Harnessing WebRTC for Large-Scale Live Streaming

Title: Harnessing WebRTC for Large-Scale Live Streaming

Authors: Wei Zhang, Tong Meng, Xianhua Zeng, Wei Yang, Changqing Yan, Chao Li, Chenguang Li, Feng Qian(ByteDance); Junfeng Yang(Hunan University of Technology and Business); Lei Zhang(Shenzhen University); Zhi Wang(SIGS, Tsinghua University)

Speaker: Wei Zhang

Scriber: Yining Jiang


Introduction

The paper tackles the challenge of achieving ultra-low latency for large-scale live streaming, which is essential for interactive scenarios like e-commerce flash sales and live sports. Existing solutions, notably HTTP-FLV over TCP, had been optimized to around 5s latency at Douyin but could not break further without severe rebuffering. Reducing pre-buffering directly caused unacceptable video stalls, revealing the fundamental limits of TCP-based protocols. WebRTC, designed for real-time communication with sub-second latency, seemed promising, but naïve deployment degraded user engagement due to issues like first-frame delay, CPU overhead, and AV drift.


Key Idea and Contribution

The authors designed RTM (Real-Time Media), a WebRTC-based streaming system customized for billion-scale live broadcasts. Their key insight was to optimize four QoE metrics most strongly tied to user engagement—first-frame delay, startup video rebuffering, AV drift, and CPU usage—rather than latency alone.

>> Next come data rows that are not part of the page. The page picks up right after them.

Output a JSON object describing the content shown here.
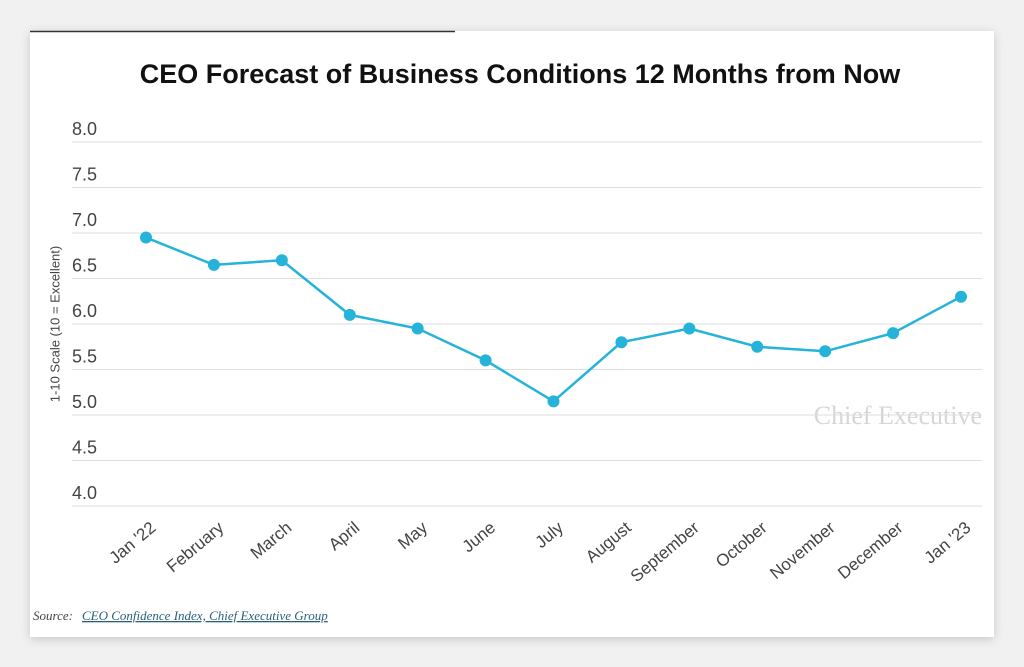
{
  "chart_data": {
    "type": "line",
    "title": "CEO Forecast of Business Conditions 12 Months from Now",
    "y_label": "1-10 Scale (10 = Excellent)",
    "categories": [
      "Jan '22",
      "February",
      "March",
      "April",
      "May",
      "June",
      "July",
      "August",
      "September",
      "October",
      "November",
      "December",
      "Jan '23"
    ],
    "values": [
      6.95,
      6.65,
      6.7,
      6.1,
      5.95,
      5.6,
      5.15,
      5.8,
      5.95,
      5.75,
      5.7,
      5.9,
      6.3
    ],
    "color": "#26b3d9",
    "ylim": [
      4,
      8
    ],
    "yticks": [
      {
        "value": 4,
        "label": "4.0"
      },
      4.5,
      {
        "value": 5,
        "label": "5.0"
      },
      5.5,
      {
        "value": 6,
        "label": "6.0"
      },
      6.5,
      {
        "value": 7,
        "label": "7.0"
      },
      7.5,
      {
        "value": 8,
        "label": "8.0"
      }
    ],
    "grid": true,
    "watermark": "Chief Executive",
    "source_label": "Source:",
    "source_link": "CEO Confidence Index, Chief Executive Group"
  }
}
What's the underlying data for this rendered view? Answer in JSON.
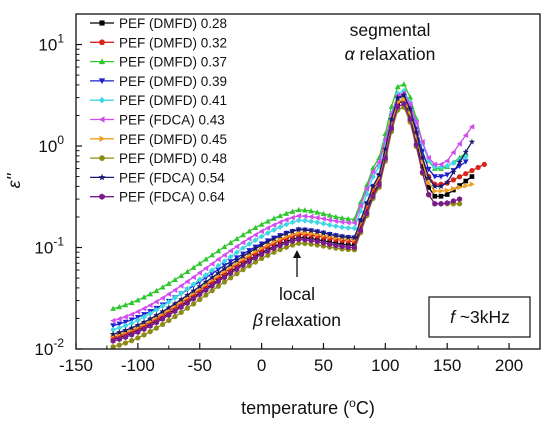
{
  "chart_data": {
    "type": "line",
    "xlabel": "temperature (",
    "xlabel_sup": "o",
    "xlabel_tail": "C)",
    "ylabel": "ε''",
    "xlim": [
      -150,
      225
    ],
    "ylim": [
      0.01,
      20
    ],
    "y_scale": "log",
    "grid": false,
    "legend_position": "top-left",
    "x_ticks": [
      "-150",
      "-100",
      "-50",
      "0",
      "50",
      "100",
      "150",
      "200"
    ],
    "y_ticks": [
      {
        "base": "10",
        "exp": "-2",
        "value": 0.01
      },
      {
        "base": "10",
        "exp": "-1",
        "value": 0.1
      },
      {
        "base": "10",
        "exp": "0",
        "value": 1
      },
      {
        "base": "10",
        "exp": "1",
        "value": 10
      }
    ],
    "annotations": {
      "alpha_line1": "segmental",
      "alpha_sym": "α",
      "alpha_word": " relaxation",
      "beta_line1": "local",
      "beta_sym": "β",
      "beta_word": "relaxation",
      "freq_sym": "f",
      "freq_rest": " ~3kHz"
    },
    "series": [
      {
        "name": "PEF (DMFD) 0.28",
        "color": "#000000",
        "marker": "square",
        "y_low": 0.0125,
        "y_plateau": 0.125,
        "y_min": 0.105,
        "y_peak": 2.9,
        "y_dip": 0.32,
        "y_end": 0.5,
        "x_end": 170
      },
      {
        "name": "PEF (DMFD) 0.32",
        "color": "#d9241c",
        "marker": "circle",
        "y_low": 0.013,
        "y_plateau": 0.135,
        "y_min": 0.115,
        "y_peak": 3.0,
        "y_dip": 0.42,
        "y_end": 0.66,
        "x_end": 180
      },
      {
        "name": "PEF (DMFD) 0.37",
        "color": "#2ec82e",
        "marker": "triangle-up",
        "y_low": 0.025,
        "y_plateau": 0.235,
        "y_min": 0.19,
        "y_peak": 4.2,
        "y_dip": 0.6,
        "y_end": 0.85,
        "x_end": 165
      },
      {
        "name": "PEF (DMFD) 0.39",
        "color": "#1f1fcc",
        "marker": "triangle-down",
        "y_low": 0.017,
        "y_plateau": 0.15,
        "y_min": 0.125,
        "y_peak": 3.2,
        "y_dip": 0.5,
        "y_end": 0.7,
        "x_end": 165
      },
      {
        "name": "PEF (DMFD) 0.41",
        "color": "#3fd6e6",
        "marker": "diamond",
        "y_low": 0.0155,
        "y_plateau": 0.185,
        "y_min": 0.155,
        "y_peak": 3.6,
        "y_dip": 0.62,
        "y_end": 0.78,
        "x_end": 165
      },
      {
        "name": "PEF (FDCA) 0.43",
        "color": "#d24cf0",
        "marker": "triangle-left",
        "y_low": 0.019,
        "y_plateau": 0.205,
        "y_min": 0.175,
        "y_peak": 3.4,
        "y_dip": 0.66,
        "y_end": 1.55,
        "x_end": 170
      },
      {
        "name": "PEF (DMFD) 0.45",
        "color": "#f0a020",
        "marker": "triangle-right",
        "y_low": 0.0135,
        "y_plateau": 0.14,
        "y_min": 0.12,
        "y_peak": 3.0,
        "y_dip": 0.36,
        "y_end": 0.42,
        "x_end": 170
      },
      {
        "name": "PEF (DMFD) 0.48",
        "color": "#8c8c14",
        "marker": "circle",
        "y_low": 0.0105,
        "y_plateau": 0.11,
        "y_min": 0.095,
        "y_peak": 2.5,
        "y_dip": 0.27,
        "y_end": 0.27,
        "x_end": 160
      },
      {
        "name": "PEF (FDCA) 0.54",
        "color": "#1a1a70",
        "marker": "star",
        "y_low": 0.014,
        "y_plateau": 0.15,
        "y_min": 0.125,
        "y_peak": 3.3,
        "y_dip": 0.4,
        "y_end": 1.1,
        "x_end": 170
      },
      {
        "name": "PEF (FDCA) 0.64",
        "color": "#7a1a8c",
        "marker": "hexagon",
        "y_low": 0.012,
        "y_plateau": 0.12,
        "y_min": 0.1,
        "y_peak": 2.7,
        "y_dip": 0.27,
        "y_end": 0.3,
        "x_end": 160
      }
    ]
  }
}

2a-RTM-viewerpenetration2b-RTM-dailyviewingtime

The main contributions are that:

  • Integrated media processing pipeline – Reusing long-lived codecs and simplifying redundant RTC blocks to cut CPU overhead and first-frame delay.

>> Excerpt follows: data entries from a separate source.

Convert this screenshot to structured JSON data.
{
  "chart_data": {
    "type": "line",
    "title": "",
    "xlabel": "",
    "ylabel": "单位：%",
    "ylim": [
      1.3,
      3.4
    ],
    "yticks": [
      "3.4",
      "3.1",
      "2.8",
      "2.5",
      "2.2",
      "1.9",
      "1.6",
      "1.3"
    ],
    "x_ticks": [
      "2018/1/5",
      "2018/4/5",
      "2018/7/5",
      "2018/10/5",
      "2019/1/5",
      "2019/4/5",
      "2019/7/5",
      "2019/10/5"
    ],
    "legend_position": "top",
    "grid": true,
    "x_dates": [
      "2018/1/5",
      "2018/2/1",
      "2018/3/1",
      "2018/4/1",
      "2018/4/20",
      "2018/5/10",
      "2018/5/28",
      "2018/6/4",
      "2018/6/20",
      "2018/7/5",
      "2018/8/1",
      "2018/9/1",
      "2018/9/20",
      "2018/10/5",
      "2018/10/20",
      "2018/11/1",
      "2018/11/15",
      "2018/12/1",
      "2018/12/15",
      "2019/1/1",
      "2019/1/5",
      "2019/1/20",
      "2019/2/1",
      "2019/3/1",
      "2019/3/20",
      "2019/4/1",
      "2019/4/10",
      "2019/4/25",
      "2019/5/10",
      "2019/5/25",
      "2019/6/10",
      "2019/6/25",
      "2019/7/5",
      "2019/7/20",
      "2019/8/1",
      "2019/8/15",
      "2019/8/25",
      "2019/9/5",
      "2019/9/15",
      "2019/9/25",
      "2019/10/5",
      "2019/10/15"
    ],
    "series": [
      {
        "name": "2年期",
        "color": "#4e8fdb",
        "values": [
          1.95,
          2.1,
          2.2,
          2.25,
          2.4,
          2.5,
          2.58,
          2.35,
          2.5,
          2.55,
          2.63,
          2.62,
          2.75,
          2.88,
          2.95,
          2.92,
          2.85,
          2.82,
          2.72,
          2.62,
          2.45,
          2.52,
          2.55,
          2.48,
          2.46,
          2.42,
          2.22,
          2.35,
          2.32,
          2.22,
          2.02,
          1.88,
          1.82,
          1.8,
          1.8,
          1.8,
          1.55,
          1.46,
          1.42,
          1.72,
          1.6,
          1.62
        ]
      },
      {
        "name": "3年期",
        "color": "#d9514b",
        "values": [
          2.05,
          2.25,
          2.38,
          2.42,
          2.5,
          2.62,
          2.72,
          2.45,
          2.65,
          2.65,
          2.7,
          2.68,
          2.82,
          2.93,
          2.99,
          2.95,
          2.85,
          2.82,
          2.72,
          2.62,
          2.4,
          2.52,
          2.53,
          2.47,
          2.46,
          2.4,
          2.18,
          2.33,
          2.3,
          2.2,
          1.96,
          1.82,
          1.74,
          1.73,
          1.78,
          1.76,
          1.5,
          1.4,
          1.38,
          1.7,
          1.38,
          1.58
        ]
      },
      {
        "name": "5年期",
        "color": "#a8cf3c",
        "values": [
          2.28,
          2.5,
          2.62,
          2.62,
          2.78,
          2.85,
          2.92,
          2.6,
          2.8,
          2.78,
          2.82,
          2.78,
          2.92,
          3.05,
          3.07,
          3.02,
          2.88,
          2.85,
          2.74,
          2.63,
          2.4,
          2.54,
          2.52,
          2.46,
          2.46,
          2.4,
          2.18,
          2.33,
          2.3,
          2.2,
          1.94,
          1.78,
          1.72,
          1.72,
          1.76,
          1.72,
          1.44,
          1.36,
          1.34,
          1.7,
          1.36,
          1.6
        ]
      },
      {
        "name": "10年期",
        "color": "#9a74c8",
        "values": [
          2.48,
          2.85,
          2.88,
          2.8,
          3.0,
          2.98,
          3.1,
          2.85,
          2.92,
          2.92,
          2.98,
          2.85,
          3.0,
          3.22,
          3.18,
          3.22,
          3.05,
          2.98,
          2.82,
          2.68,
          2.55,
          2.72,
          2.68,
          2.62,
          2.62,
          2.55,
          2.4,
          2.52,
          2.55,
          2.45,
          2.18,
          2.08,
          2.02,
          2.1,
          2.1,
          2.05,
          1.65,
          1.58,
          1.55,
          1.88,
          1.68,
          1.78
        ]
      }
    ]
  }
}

  • Audio-calibrated AV synchronization – Calibrating video rendering to audio rather than dropping frames, achieving faster AV sync without harming smoothness.
    4-RTM-AVsync

  • Bitrate-limited startup pacing – Controlling CDN burst rates to prevent startup rebuffering under cached GOP delivery.

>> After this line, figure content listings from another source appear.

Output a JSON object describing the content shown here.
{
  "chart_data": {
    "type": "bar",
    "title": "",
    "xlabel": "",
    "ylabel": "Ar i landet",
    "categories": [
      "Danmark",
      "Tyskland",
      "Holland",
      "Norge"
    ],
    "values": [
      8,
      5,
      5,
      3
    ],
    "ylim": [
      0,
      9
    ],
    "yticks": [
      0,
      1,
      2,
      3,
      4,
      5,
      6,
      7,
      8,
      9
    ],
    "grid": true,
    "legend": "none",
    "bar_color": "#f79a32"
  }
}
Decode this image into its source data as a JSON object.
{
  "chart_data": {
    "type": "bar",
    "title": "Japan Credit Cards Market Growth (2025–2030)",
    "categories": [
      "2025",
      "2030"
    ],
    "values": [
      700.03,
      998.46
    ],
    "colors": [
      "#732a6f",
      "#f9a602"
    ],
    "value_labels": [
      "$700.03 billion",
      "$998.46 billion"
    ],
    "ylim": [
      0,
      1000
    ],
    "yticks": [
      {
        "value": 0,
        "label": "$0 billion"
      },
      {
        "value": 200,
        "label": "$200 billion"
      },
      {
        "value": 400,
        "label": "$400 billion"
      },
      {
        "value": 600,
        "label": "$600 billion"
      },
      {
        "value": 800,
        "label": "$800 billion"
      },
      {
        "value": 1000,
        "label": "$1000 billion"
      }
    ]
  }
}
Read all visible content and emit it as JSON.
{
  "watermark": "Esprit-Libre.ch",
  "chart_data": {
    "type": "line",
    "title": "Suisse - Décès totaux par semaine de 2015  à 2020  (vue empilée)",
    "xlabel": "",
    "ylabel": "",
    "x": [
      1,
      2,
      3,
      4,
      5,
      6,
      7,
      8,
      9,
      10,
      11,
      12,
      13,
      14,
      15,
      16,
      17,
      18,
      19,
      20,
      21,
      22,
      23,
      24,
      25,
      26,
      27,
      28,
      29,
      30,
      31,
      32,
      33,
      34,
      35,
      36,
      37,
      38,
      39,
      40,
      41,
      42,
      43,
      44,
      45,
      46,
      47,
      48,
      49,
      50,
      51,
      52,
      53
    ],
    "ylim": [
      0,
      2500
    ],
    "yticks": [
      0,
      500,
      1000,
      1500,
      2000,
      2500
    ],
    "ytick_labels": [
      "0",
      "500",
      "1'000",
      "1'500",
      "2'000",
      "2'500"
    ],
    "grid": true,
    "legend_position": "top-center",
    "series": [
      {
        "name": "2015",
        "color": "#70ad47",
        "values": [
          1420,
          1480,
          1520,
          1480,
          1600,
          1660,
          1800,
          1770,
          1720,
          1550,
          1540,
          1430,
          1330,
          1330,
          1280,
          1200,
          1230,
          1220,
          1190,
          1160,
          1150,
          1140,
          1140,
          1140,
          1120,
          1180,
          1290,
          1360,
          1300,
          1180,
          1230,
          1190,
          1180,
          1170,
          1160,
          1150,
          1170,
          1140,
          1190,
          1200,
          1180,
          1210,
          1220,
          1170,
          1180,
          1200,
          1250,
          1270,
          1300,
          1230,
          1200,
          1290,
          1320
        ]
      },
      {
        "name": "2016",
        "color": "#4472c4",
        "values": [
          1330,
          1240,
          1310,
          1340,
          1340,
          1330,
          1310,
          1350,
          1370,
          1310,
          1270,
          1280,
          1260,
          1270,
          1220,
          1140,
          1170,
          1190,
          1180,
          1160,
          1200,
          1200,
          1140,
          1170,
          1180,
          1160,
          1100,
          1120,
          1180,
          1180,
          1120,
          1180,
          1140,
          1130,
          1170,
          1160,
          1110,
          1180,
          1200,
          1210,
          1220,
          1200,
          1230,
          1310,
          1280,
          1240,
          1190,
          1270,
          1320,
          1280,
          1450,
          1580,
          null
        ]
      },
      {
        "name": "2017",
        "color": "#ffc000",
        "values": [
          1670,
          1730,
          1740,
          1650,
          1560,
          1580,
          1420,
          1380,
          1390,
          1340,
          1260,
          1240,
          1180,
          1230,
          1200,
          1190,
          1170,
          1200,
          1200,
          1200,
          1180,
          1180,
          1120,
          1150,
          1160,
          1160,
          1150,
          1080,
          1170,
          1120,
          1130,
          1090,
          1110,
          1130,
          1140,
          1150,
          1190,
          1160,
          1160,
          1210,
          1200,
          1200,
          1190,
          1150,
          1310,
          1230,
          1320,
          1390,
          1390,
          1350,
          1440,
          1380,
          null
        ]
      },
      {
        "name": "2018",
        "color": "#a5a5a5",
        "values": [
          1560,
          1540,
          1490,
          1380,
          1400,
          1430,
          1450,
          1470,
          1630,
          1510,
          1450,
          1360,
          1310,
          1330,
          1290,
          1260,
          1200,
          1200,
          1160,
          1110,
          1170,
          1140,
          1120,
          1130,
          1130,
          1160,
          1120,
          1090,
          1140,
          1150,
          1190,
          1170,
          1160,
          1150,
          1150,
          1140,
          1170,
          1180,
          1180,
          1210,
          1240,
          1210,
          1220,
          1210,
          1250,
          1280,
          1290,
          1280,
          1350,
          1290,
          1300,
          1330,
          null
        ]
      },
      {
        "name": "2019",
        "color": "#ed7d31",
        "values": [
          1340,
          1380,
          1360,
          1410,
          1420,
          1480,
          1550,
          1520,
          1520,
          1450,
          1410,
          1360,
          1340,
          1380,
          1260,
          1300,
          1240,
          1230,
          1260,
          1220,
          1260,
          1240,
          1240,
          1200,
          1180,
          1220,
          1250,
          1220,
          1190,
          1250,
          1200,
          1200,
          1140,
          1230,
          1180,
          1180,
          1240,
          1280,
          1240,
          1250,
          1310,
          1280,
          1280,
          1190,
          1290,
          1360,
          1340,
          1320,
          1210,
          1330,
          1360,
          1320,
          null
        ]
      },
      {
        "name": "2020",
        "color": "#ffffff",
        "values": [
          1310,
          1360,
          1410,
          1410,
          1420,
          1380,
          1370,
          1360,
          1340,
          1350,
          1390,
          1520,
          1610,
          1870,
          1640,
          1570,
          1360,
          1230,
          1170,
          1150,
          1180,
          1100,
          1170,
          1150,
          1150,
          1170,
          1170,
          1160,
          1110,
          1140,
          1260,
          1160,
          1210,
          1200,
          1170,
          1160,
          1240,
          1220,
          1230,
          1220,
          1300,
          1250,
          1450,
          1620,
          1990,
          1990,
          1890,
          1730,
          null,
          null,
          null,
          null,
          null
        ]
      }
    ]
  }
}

  • Lightweight SDP negotiation – Compressing and merging signaling to reduce handshake overhead.

These optimizations, validated through billions of A/B test sessions, converted WebRTC’s latency advantage into measurable engagement and revenue gains.


Evaluation

RTM reduced end-to-end latency by 54.5% over HTTP-FLV and improved startup rebuffering duration by >12%, while viewer penetration and daily viewing time rose 0.03% and 0.39%, respectively—enough to yield 0.8% more paid orders, representing billions in revenue for Douyin. Case studies during the FIFA World Cup and Asian Games showed Douyin’s streams ran 3.5–31 s faster than competitors. These results are significant because they prove RTM can increase user penetration and user viewing time, which have been proven by the Douyin team in real-world tests to be closely related to commercial revenue. Therefore it is proven that RTM could be scaled to billions of sessions for commercial live streaming, transforming low-latency streaming from a research promise into an operational success.




Q&A

Q1: What kind of bitrate adaptation do you use for this work, and have you considered adopting TLadder in this real-time delivery framework?
A1: Probably they can be combined. I am pretty sure.

Q2: What is the current ABR algorithm that you’re using?
A2: Currently, we are working on the ABR algorithm, and probably the TLadder can be used.


Personal Thoughts

I believe this paper presents very realistic application scenarios. It adapts the protocol based on the characteristics of live streaming and users’ feedback. The detailed deployment insights (e.g., CDN coordination, fallback to HTTP-FLV for unsupported networks) make this a rare real-world case study at Douyin’s scale. The paper convincingly demonstrates RTM’s viability for global-scale interactive streaming and provides actionable lessons for both industry and research.